Task forces: Most task forces neither accomplish any task nor have any force. Yet they continue to populate the flow charts of Jewish organizations, usually in an effort to create the impression of consensus in crisis. We are already a community of committees. Better for us to hire a bunch of benign dictators to ram through unpopular but necessary solutions to languishing problems.
The phrase “tikkun olam”: Wiser minds than I have already exploded the misconception that tikkun olam is a commandment from the Torah. Where it exists as a concept in rabbinic Judaism, it does not mean what lefty Jews think it means. Worse yet, tikkun olam has become a cliché of progressive Judaism, a bumper sticker slapped on virtually any social cause that comes along. Progressive Jews need a new motto, and they would find one if they dug deeper into the texts than they do. Here’s a good excuse to do so.

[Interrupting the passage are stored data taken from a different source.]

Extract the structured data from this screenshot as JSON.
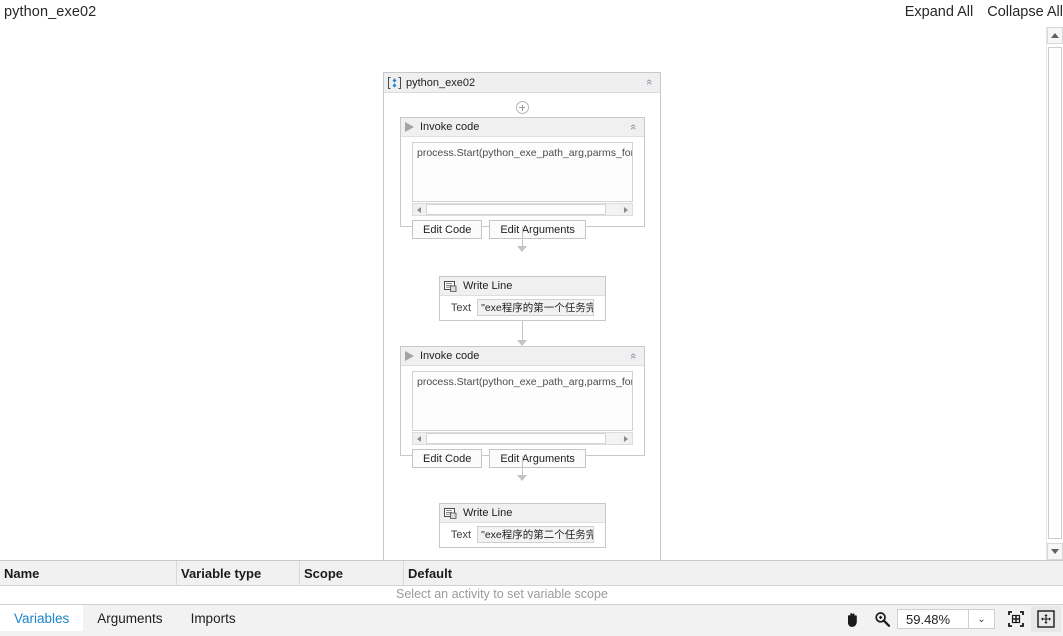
{
  "topbar": {
    "title": "python_exe02",
    "actions": [
      {
        "label": "Expand All",
        "name": "expand-all-button"
      },
      {
        "label": "Collapse All",
        "name": "collapse-all-button"
      }
    ]
  },
  "sequence": {
    "title": "python_exe02",
    "icon": "sequence-icon",
    "collapse_glyph": "«"
  },
  "activities": [
    {
      "type": "invoke-code",
      "title": "Invoke code",
      "icon": "play-icon",
      "code": "process.Start(python_exe_path_arg,parms_for_write",
      "buttons": [
        {
          "label": "Edit Code",
          "name": "edit-code-button"
        },
        {
          "label": "Edit Arguments",
          "name": "edit-arguments-button"
        }
      ]
    },
    {
      "type": "write-line",
      "title": "Write Line",
      "icon": "write-line-icon",
      "field_label": "Text",
      "field_value": "\"exe程序的第一个任务完成\""
    },
    {
      "type": "invoke-code",
      "title": "Invoke code",
      "icon": "play-icon",
      "code": "process.Start(python_exe_path_arg,parms_for_hand",
      "buttons": [
        {
          "label": "Edit Code",
          "name": "edit-code-button"
        },
        {
          "label": "Edit Arguments",
          "name": "edit-arguments-button"
        }
      ]
    },
    {
      "type": "write-line",
      "title": "Write Line",
      "icon": "write-line-icon",
      "field_label": "Text",
      "field_value": "\"exe程序的第二个任务完成\""
    }
  ],
  "variables_panel": {
    "columns": [
      {
        "label": "Name",
        "name": "column-name"
      },
      {
        "label": "Variable type",
        "name": "column-variable-type"
      },
      {
        "label": "Scope",
        "name": "column-scope"
      },
      {
        "label": "Default",
        "name": "column-default"
      }
    ],
    "hint": "Select an activity to set variable scope"
  },
  "statusbar": {
    "tabs": [
      {
        "label": "Variables",
        "name": "tab-variables",
        "active": true
      },
      {
        "label": "Arguments",
        "name": "tab-arguments",
        "active": false
      },
      {
        "label": "Imports",
        "name": "tab-imports",
        "active": false
      }
    ],
    "zoom_value": "59.48%",
    "zoom_caret": "⌄",
    "tools": [
      {
        "name": "pan-hand-icon"
      },
      {
        "name": "zoom-magnifier-icon"
      },
      {
        "name": "fit-to-screen-icon"
      },
      {
        "name": "overview-icon"
      }
    ]
  },
  "colors": {
    "accent": "#1b84c7",
    "card_header": "#f0f0f0",
    "border": "#c8c8c8",
    "connector": "#c4c4c4"
  }
}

Second Day of yom tov/eighth day of Passover: My friend Tevi Troy points out that we live in an age of atomic clocks. So why live with the fiction that we don’t know exactly when Jewish holidays begin and end? Given the scientific precision brought to all matters of halachic observance — shatnez, kashrut and rabbinic permission for embryonic stem cell research, surrogacy and other biomedical advances — maybe we should also wipe away an onerous and unnecessary weight on Diaspora Jewry.

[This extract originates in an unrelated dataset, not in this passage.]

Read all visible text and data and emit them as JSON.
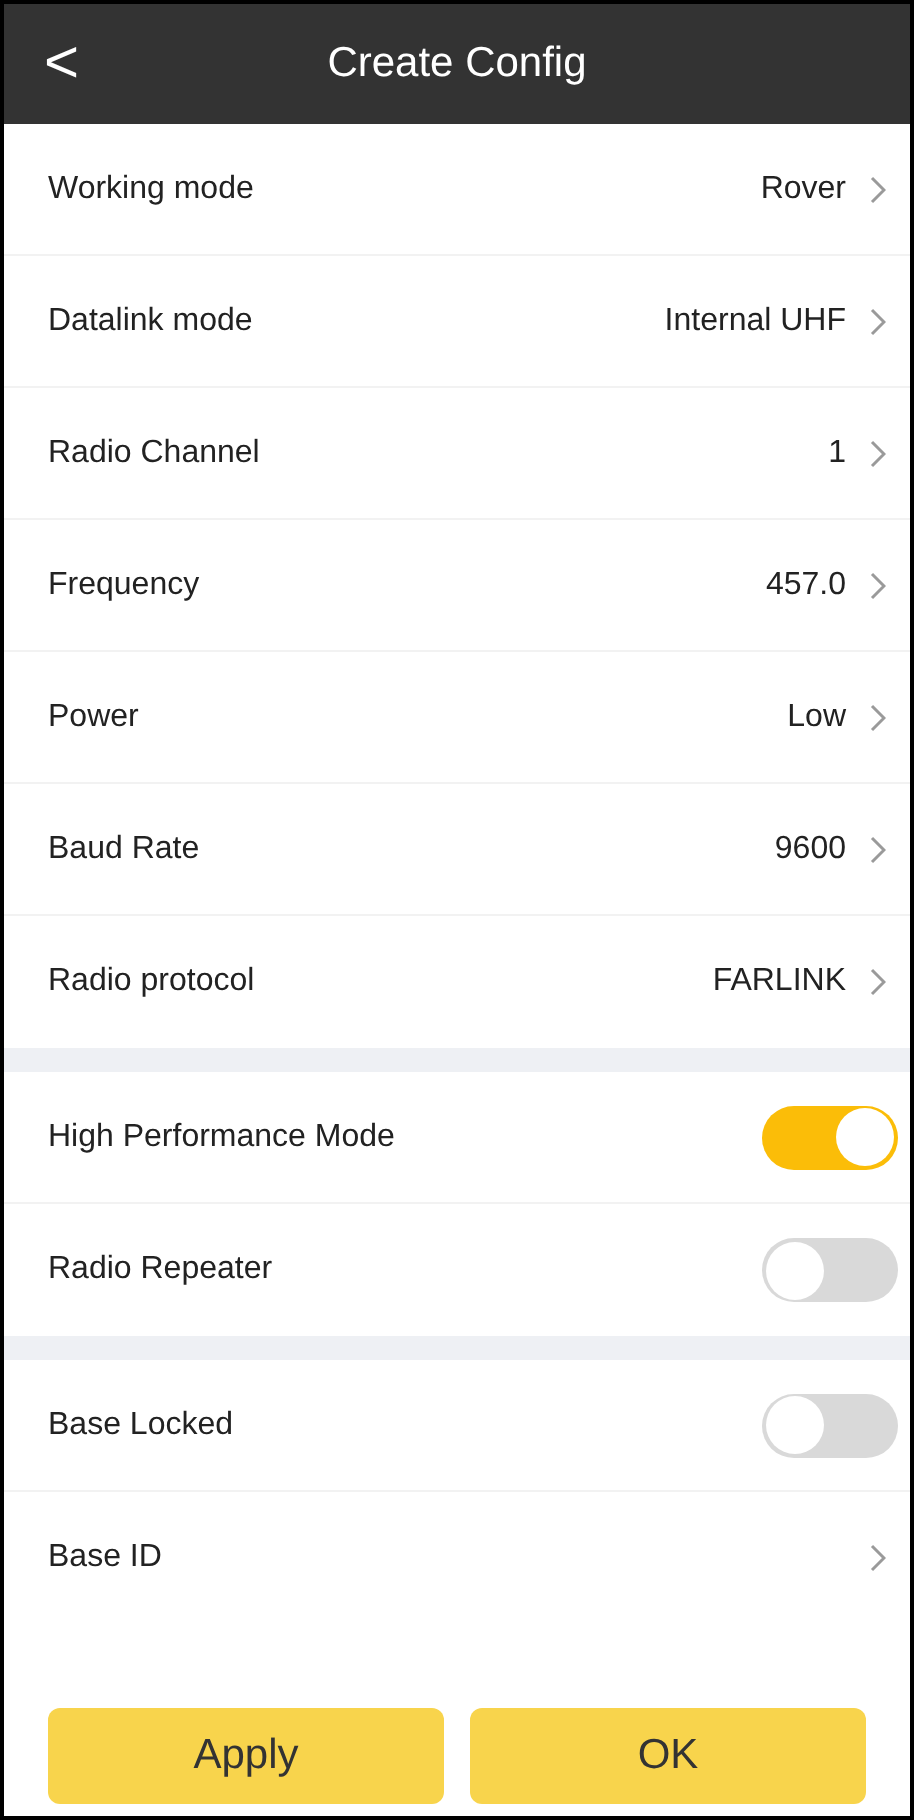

Shiny satin kippot: Honestly, I would rather wear the flimsy, black, “who wore this last?” giveaway than a preposterously bright and poor-fitting monochrome satin kippah. Most men look ridiculous in them, and toss them after one wearing. If our community agreed to simple black or white cotton kippot — or any variety of suede, velvet or knit — for at least a few years, no one would complain.
New Haggadot: My friend Saul Kelner questions why publishers are always rolling out new versions of the Passover Haggadah. Fair point. Compared with the giveaway versions from Maxwell House, most of the new ones are over-illustrated and over-written. New Haggadot are the equivalent of celebrity-sung Christmas song collections — do we really need yet another version of a classic?
Fundraising dinners/testimonials: If the Bernie Madoff scandal teaches us anything, it is the danger of macher envy — wanting to be toasted as a “leader” in some fundraising dinner often leads to unspeakable acts of stupidity and vanity. Please, spare me — and spare the lives of hundreds of thousands of chickens who give their lives every year to be picked at by bored dinner guests as others give windbag speeches. Jewish philanthropies are now in crisis mode. Cancel the galas, and start raising money by impressing people, not by feeding them dinner.
Publicly uttered prayer for the sick/prayer for the USA/prayer for Israel: This is the section of the Shabbat morning service when everything comes to a grinding halt. At some synagogues, the names of the ill are uttered aloud, as if God must be reminded of those who are sick. (“Oh yeah, I forgot about Bessie’s gallstones.”) The prayers for the United States and Israel are no less tiresome, accompanied often by op-ed commentaries or news summaries by the rabbi. If American Judaism wants a two-hour Shabbat morning service (and judging by sparse attendance when services actually begin, I’m betting it does), here’s the first thing that can get boiled down.
Nine nominations for temporary retirement. I probably could go on longer, but I don’t want to face the same fate.
Noam Neusner served as President Bush’s principal economic and domestic policy speechwriter from 2002 to 2004.